Не так это просто. С одной лопатой за дело лучше и не браться. Здесь, кроме нее, нужны стальной лом и тяжелая крепкая кирка.
Лом надо с размаху, изо всей силы и поглубже вогнать в вершинку купола, затем отколотую часть сразу отворотить и отбросить.
И что же? Под обтекаемым, зализанным снаружи куполом, подставляющим солнцу намертво пересушенную глину, открывается сплошная, во весь холм, черная пористая губка. Земля источена бесчисленными ходами и нишами, и в этих темных и сыроватых щелях и камерах беззвучно и неспешно шевелится живая масса — тысячи, многие тысячи небольших, каких-то бесцветных, белых, белесых насекомых.

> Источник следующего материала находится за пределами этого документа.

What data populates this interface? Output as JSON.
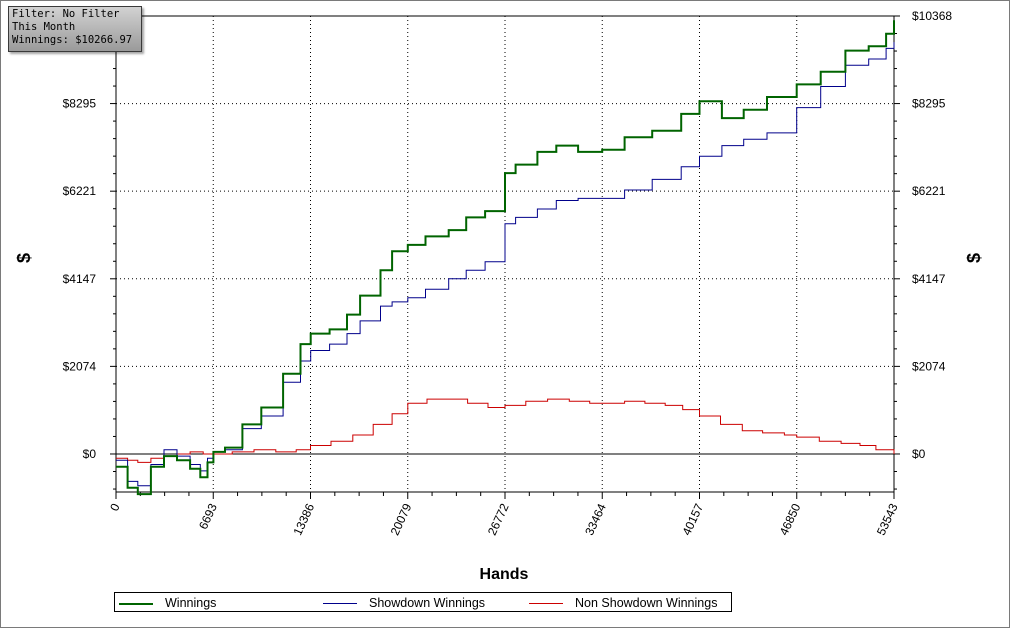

В каждом самом ничтожном уголке развороченной части купола трепещет жизнь, только что вскрытая вторжением лома. Из глубины поднимаются, выходя на свет, то более темные, то головастые светлые шестиногие создания. Но с каждым мгновением их выбегает все меньше. Зато все больше насекомых уходит от заливающего их яркого света, от обжигающего жаркого ветра. Многие, сбившись в кучу, замерли, уткнувшись головой в тупички плоских норок. То там, то здесь, как бы приросшие к месту, приподнявшись на одной передней паре ног, странные существа поводят из стороны в сторону головой. Их большие темные челюсти широко раскрыты. Целые стайки неуклюжих насекомых с крохотной, меньше булавочной головки, головой блестят изящными продолговатыми крыльями, прикрывающими все тело. Они исчезают в глубине гнезда или судорожно забиваются в узкие ходы и ниши обломков купола. Сплошной бахромой выступают из продолговатых щелей, в которых они скучились, округлые концы крыльев. Ветер шевелит их.